Jerzy
Od kilku dni czekał na telefon, spotkanie, list.
Czekał na cokolwiek, co by przerwało głuche od kilku dni milczenie.
Przerwało niepewność, obojętność, która boli najbardziej.
Czasami słowa, nawet te najgorsze są lepsze niż milczenie. To
milczenie, które nie pozwala spać, nie pozwala zrobić kroku do przodu,
zapomnieć.
I dziś po drzwiami znalazł list.
Nie mógł usnąć. Tempo patrzył w sufit obracając w dłoniach białą kartkę
papieru i od czasu do czasu czytając treść wiersza. Wracały słowa,
wspomnienia, niespełnione marzenia i rozpalone uczucia, które nie
wygasły.
Ciągle mu jej brakuje. Szuka jej śladów w twarzach lub gestach innych
kobiet. Od czasu do czasu zdaje mu się, że widzi ją z daleka –
przyspiesza kroku z tą nadzieją, od której serce bije jakoś
szybciej…ale to nie ona, to tylko niska brunetka z uśmiechem na ustach
i jasnym czystym spojrzeniem przechodzi na drugą stronę jezdni.

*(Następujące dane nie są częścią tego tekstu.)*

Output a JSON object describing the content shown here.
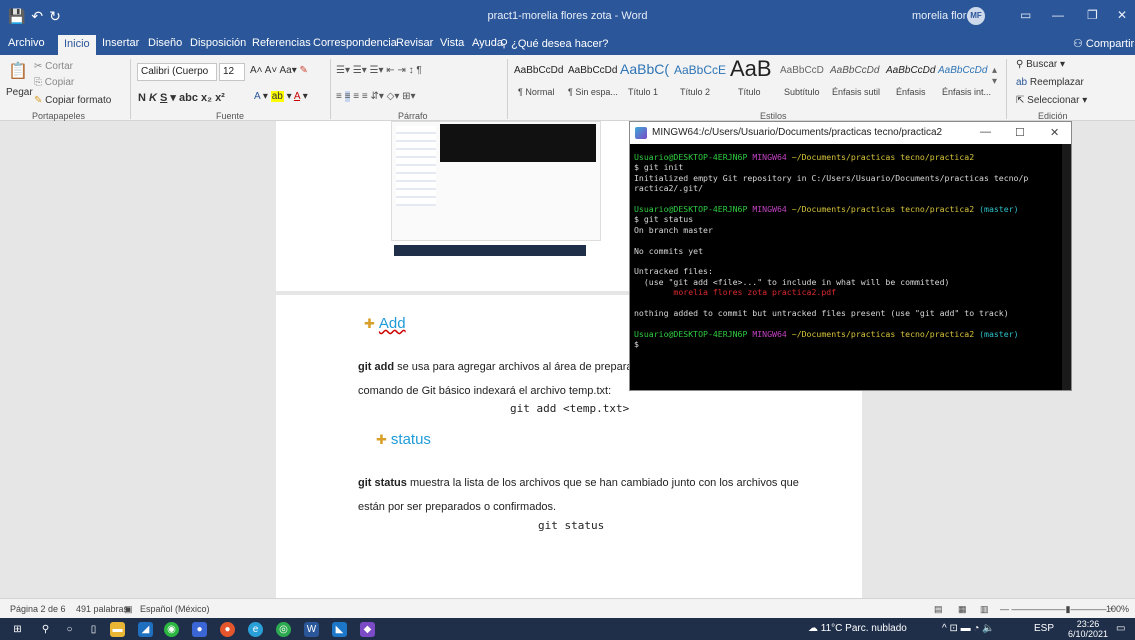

Wraca sam, zrezygnowany, oszukany.
I wtedy przypominają mu się słowa Anny, jak powiedziała, że już nie
zapuka do jego drzwi, nie wyśle listu, nie zadzwoni. Zatarła za sobą
wszystkie ślady, tylko w jego pamięci wciąż taka żywa.

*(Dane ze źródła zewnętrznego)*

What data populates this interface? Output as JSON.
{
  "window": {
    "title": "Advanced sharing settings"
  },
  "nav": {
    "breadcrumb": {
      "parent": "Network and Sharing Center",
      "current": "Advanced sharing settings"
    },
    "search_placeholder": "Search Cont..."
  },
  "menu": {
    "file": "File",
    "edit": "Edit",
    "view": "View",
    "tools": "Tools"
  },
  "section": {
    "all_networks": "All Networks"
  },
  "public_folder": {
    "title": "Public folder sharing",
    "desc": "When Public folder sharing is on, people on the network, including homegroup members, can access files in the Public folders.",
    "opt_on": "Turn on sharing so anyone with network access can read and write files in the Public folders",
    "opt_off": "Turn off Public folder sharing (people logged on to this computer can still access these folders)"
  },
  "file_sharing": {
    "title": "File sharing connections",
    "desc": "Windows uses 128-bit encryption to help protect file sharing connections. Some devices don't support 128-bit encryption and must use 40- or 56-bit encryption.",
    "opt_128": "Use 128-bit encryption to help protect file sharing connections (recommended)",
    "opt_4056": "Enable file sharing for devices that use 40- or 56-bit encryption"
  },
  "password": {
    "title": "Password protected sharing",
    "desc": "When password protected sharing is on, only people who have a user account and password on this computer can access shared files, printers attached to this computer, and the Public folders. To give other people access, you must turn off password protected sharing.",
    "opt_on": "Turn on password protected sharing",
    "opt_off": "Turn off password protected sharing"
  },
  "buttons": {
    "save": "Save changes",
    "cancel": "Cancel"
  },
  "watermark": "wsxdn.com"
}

Zrozumiał jak cenne jest to, co czuje, jak wiele znaczy miłość,
której przyjąć nie chciała, jak boli tęsknota, gdy samotnością się
staje. Jak łatwo stracić to, co tak bardzo się ceni, jak krucha jest
znajomość, jak krucha miłość choćby najszczersza, największa…

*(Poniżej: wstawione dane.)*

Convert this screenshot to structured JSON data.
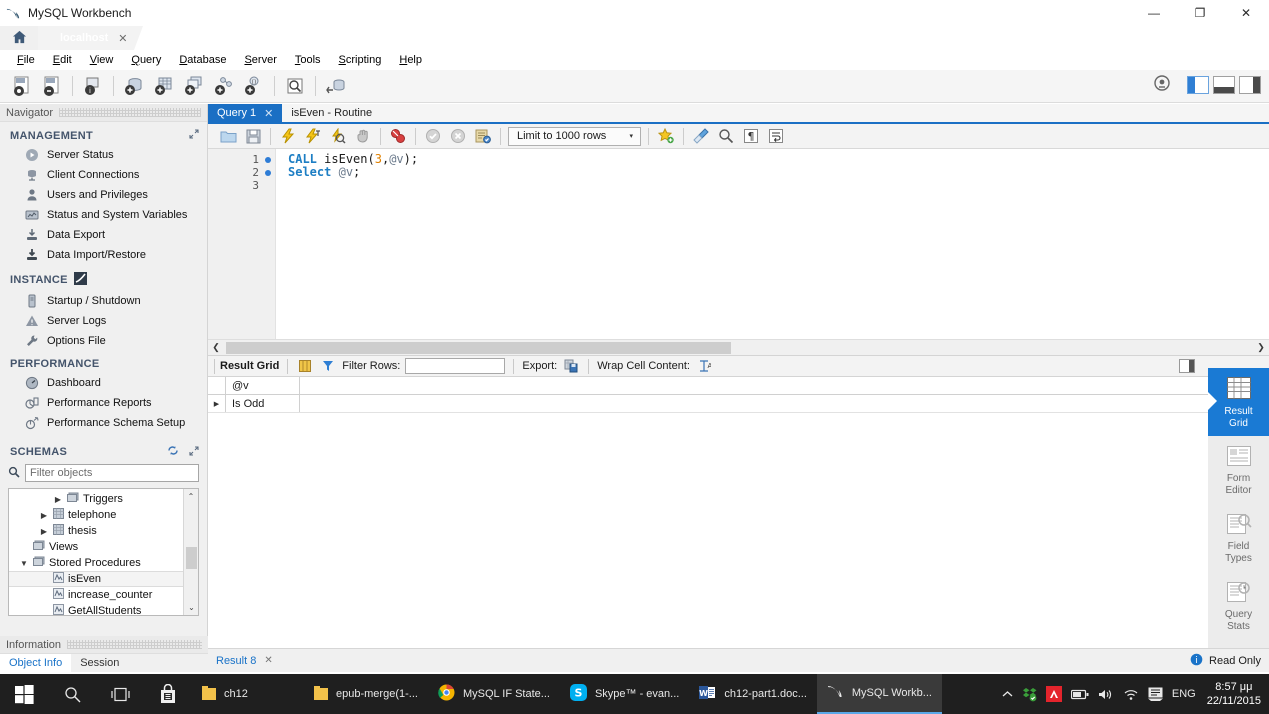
{
  "window": {
    "title": "MySQL Workbench",
    "app_icon": "mysql-dolphin-icon",
    "minimize": "—",
    "maximize": "❐",
    "close": "✕"
  },
  "connection_tabs": {
    "home_icon": "home-icon",
    "tabs": [
      {
        "label": "localhost",
        "close": "✕",
        "active": true
      }
    ]
  },
  "menubar": {
    "items": [
      {
        "label": "File",
        "accel": "F"
      },
      {
        "label": "Edit",
        "accel": "E"
      },
      {
        "label": "View",
        "accel": "V"
      },
      {
        "label": "Query",
        "accel": "Q"
      },
      {
        "label": "Database",
        "accel": "D"
      },
      {
        "label": "Server",
        "accel": "S"
      },
      {
        "label": "Tools",
        "accel": "T"
      },
      {
        "label": "Scripting",
        "accel": "S"
      },
      {
        "label": "Help",
        "accel": "H"
      }
    ]
  },
  "main_toolbar": {
    "buttons": [
      {
        "name": "new-sql-tab-icon",
        "glyph": "SQL"
      },
      {
        "name": "open-sql-script-icon",
        "glyph": "SQL"
      },
      {
        "name": "connection-info-icon",
        "glyph": "i"
      },
      {
        "name": "new-schema-icon",
        "glyph": "db+"
      },
      {
        "name": "new-table-icon",
        "glyph": "tbl+"
      },
      {
        "name": "new-view-icon",
        "glyph": "view+"
      },
      {
        "name": "new-procedure-icon",
        "glyph": "proc+"
      },
      {
        "name": "new-function-icon",
        "glyph": "fn+"
      },
      {
        "name": "search-data-icon",
        "glyph": "find"
      },
      {
        "name": "reconnect-server-icon",
        "glyph": "conn"
      }
    ],
    "right_icons": [
      {
        "name": "workbench-logo-icon"
      },
      {
        "name": "toggle-sidebar-icon",
        "active": true
      },
      {
        "name": "toggle-output-icon",
        "active": false
      },
      {
        "name": "toggle-secondary-sidebar-icon",
        "active": false
      }
    ]
  },
  "navigator": {
    "header": "Navigator",
    "sections": [
      {
        "title": "MANAGEMENT",
        "expand_icon": "expand-icon",
        "items": [
          {
            "label": "Server Status",
            "icon": "server-status-icon"
          },
          {
            "label": "Client Connections",
            "icon": "client-connections-icon"
          },
          {
            "label": "Users and Privileges",
            "icon": "users-privileges-icon"
          },
          {
            "label": "Status and System Variables",
            "icon": "status-variables-icon"
          },
          {
            "label": "Data Export",
            "icon": "data-export-icon"
          },
          {
            "label": "Data Import/Restore",
            "icon": "data-import-icon"
          }
        ]
      },
      {
        "title": "INSTANCE",
        "badge_icon": "instance-icon",
        "items": [
          {
            "label": "Startup / Shutdown",
            "icon": "startup-shutdown-icon"
          },
          {
            "label": "Server Logs",
            "icon": "server-logs-icon"
          },
          {
            "label": "Options File",
            "icon": "options-file-icon"
          }
        ]
      },
      {
        "title": "PERFORMANCE",
        "items": [
          {
            "label": "Dashboard",
            "icon": "dashboard-icon"
          },
          {
            "label": "Performance Reports",
            "icon": "performance-reports-icon"
          },
          {
            "label": "Performance Schema Setup",
            "icon": "performance-schema-icon"
          }
        ]
      }
    ],
    "schemas": {
      "title": "SCHEMAS",
      "refresh_icon": "refresh-icon",
      "expand_icon": "expand-icon",
      "filter_placeholder": "Filter objects",
      "filter_value": "",
      "search_icon": "search-icon",
      "tree": [
        {
          "label": "Triggers",
          "icon": "triggers-icon",
          "indent": 3,
          "arrow": "▶",
          "selected": false
        },
        {
          "label": "telephone",
          "icon": "table-icon",
          "indent": 2,
          "arrow": "▶",
          "selected": false
        },
        {
          "label": "thesis",
          "icon": "table-icon",
          "indent": 2,
          "arrow": "▶",
          "selected": false
        },
        {
          "label": "Views",
          "icon": "views-icon",
          "indent": 1,
          "arrow": "",
          "selected": false
        },
        {
          "label": "Stored Procedures",
          "icon": "procedures-icon",
          "indent": 1,
          "arrow": "▼",
          "selected": false
        },
        {
          "label": "isEven",
          "icon": "routine-icon",
          "indent": 3,
          "arrow": "",
          "selected": true
        },
        {
          "label": "increase_counter",
          "icon": "routine-icon",
          "indent": 3,
          "arrow": "",
          "selected": false
        },
        {
          "label": "GetAllStudents",
          "icon": "routine-icon",
          "indent": 3,
          "arrow": "",
          "selected": false
        }
      ],
      "scroll_up": "⌃",
      "scroll_down": "⌄"
    }
  },
  "information_pane": {
    "header": "Information",
    "tabs": [
      {
        "label": "Object Info",
        "active": true
      },
      {
        "label": "Session",
        "active": false
      }
    ]
  },
  "editor": {
    "tabs": [
      {
        "label": "Query 1",
        "close": "✕",
        "active": true
      },
      {
        "label": "isEven - Routine",
        "close": "",
        "active": false
      }
    ],
    "toolbar": {
      "buttons": [
        {
          "name": "open-script-icon"
        },
        {
          "name": "save-script-icon"
        },
        {
          "name": "execute-statement-icon"
        },
        {
          "name": "execute-current-statement-icon"
        },
        {
          "name": "explain-query-icon"
        },
        {
          "name": "stop-query-icon"
        },
        {
          "name": "toggle-stop-on-error-icon"
        },
        {
          "name": "commit-transaction-icon"
        },
        {
          "name": "rollback-transaction-icon"
        },
        {
          "name": "toggle-autocommit-icon"
        }
      ],
      "limit_label": "Limit to 1000 rows",
      "limit_arrow": "▾",
      "right_buttons": [
        {
          "name": "add-snippet-icon"
        },
        {
          "name": "beautify-query-icon"
        },
        {
          "name": "find-icon"
        },
        {
          "name": "toggle-invisible-chars-icon"
        },
        {
          "name": "toggle-word-wrap-icon"
        }
      ]
    },
    "gutter_lines": [
      {
        "num": "1",
        "marker": true
      },
      {
        "num": "2",
        "marker": true
      },
      {
        "num": "3",
        "marker": false
      }
    ],
    "code": {
      "line1": {
        "kw": "CALL",
        "fn": "isEven",
        "open": "(",
        "num": "3",
        "comma": ",",
        "var": "@v",
        "close": ");"
      },
      "line2": {
        "kw": "Select",
        "var": "@v",
        "semi": ";"
      }
    },
    "hscroll": {
      "left_arrow": "❮",
      "right_arrow": "❯"
    }
  },
  "results": {
    "toolbar": {
      "title": "Result Grid",
      "filter_label": "Filter Rows:",
      "filter_value": "",
      "export_label": "Export:",
      "wrap_label": "Wrap Cell Content:",
      "grid_icon": "grid-view-icon",
      "filter_icon": "filter-icon",
      "export_icon": "export-icon",
      "wrap_icon": "wrap-cell-icon",
      "panel_toggle_icon": "toggle-panel-icon"
    },
    "columns": [
      "@v"
    ],
    "rows": [
      {
        "marker": "▶",
        "cells": [
          "Is Odd"
        ]
      }
    ]
  },
  "right_strip": {
    "items": [
      {
        "label": "Result\nGrid",
        "line1": "Result",
        "line2": "Grid",
        "icon": "result-grid-icon",
        "active": true
      },
      {
        "label": "Form Editor",
        "line1": "Form",
        "line2": "Editor",
        "icon": "form-editor-icon",
        "active": false
      },
      {
        "label": "Field Types",
        "line1": "Field",
        "line2": "Types",
        "icon": "field-types-icon",
        "active": false
      },
      {
        "label": "Query Stats",
        "line1": "Query",
        "line2": "Stats",
        "icon": "query-stats-icon",
        "active": false
      }
    ],
    "more_arrow": "⌄"
  },
  "statusbar": {
    "result_label": "Result 8",
    "result_close": "✕",
    "info_icon": "info-icon",
    "readonly_label": "Read Only"
  },
  "taskbar": {
    "start_icon": "windows-start-icon",
    "search_icon": "search-icon",
    "taskview_icon": "task-view-icon",
    "store_icon": "store-icon",
    "apps": [
      {
        "label": "ch12",
        "icon": "folder-icon",
        "active": false
      },
      {
        "label": "epub-merge(1-...",
        "icon": "folder-icon",
        "active": false
      },
      {
        "label": "MySQL IF State...",
        "icon": "chrome-icon",
        "active": false
      },
      {
        "label": "Skype™ - evan...",
        "icon": "skype-icon",
        "active": false
      },
      {
        "label": "ch12-part1.doc...",
        "icon": "word-icon",
        "active": false
      },
      {
        "label": "MySQL Workb...",
        "icon": "mysql-dolphin-icon",
        "active": true
      }
    ],
    "tray": [
      {
        "name": "show-hidden-icons",
        "glyph": "⌃"
      },
      {
        "name": "dropbox-icon",
        "glyph": ""
      },
      {
        "name": "avira-icon",
        "glyph": ""
      },
      {
        "name": "battery-icon",
        "glyph": ""
      },
      {
        "name": "volume-icon",
        "glyph": ""
      },
      {
        "name": "wifi-icon",
        "glyph": ""
      },
      {
        "name": "action-center-icon",
        "glyph": ""
      }
    ],
    "language": "ENG",
    "time": "8:57 μμ",
    "date": "22/11/2015"
  },
  "colors": {
    "accent_blue": "#1a6fc4",
    "strip_active": "#1a7ad4",
    "keyword": "#1d7ec4",
    "number": "#e08000",
    "variable": "#6b7a8c",
    "section_title": "#44546b",
    "taskbar_bg": "#1f1f1f"
  }
}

Jak trudno uszanować czyjąś decyzję, jak trudno uszanować czyjąś samotność.
Jak trudno zamknąć drzwi i zacząć od nowa.
Tak bardzo mu jej brakowało, wtedy, kiedy pozwolił jej odejść. Kiedy
ona powoli odchodziła na drugi brzeg, na drugą stronę mostu, który
wspólnie postawili, sami zbudowali. Kiedy poczuł, jak w jego życie
wkracza samotność i tęsknota.
Uwierzył w magnetyzm, wiedział, że ona nie odejdzie, nie zapomni, nie
zrani…A jednak postawiła ich związek na ostrzu noża, przerwała nić,
która ich łączyła, powiedziała koniec. Odeszła.
Czy można pozwolić odejść komuś, kogo się kocha?
Czy można zapomnieć to, co trwać miało zawsze? Co zdawało się wieczne, pewne, trwałe?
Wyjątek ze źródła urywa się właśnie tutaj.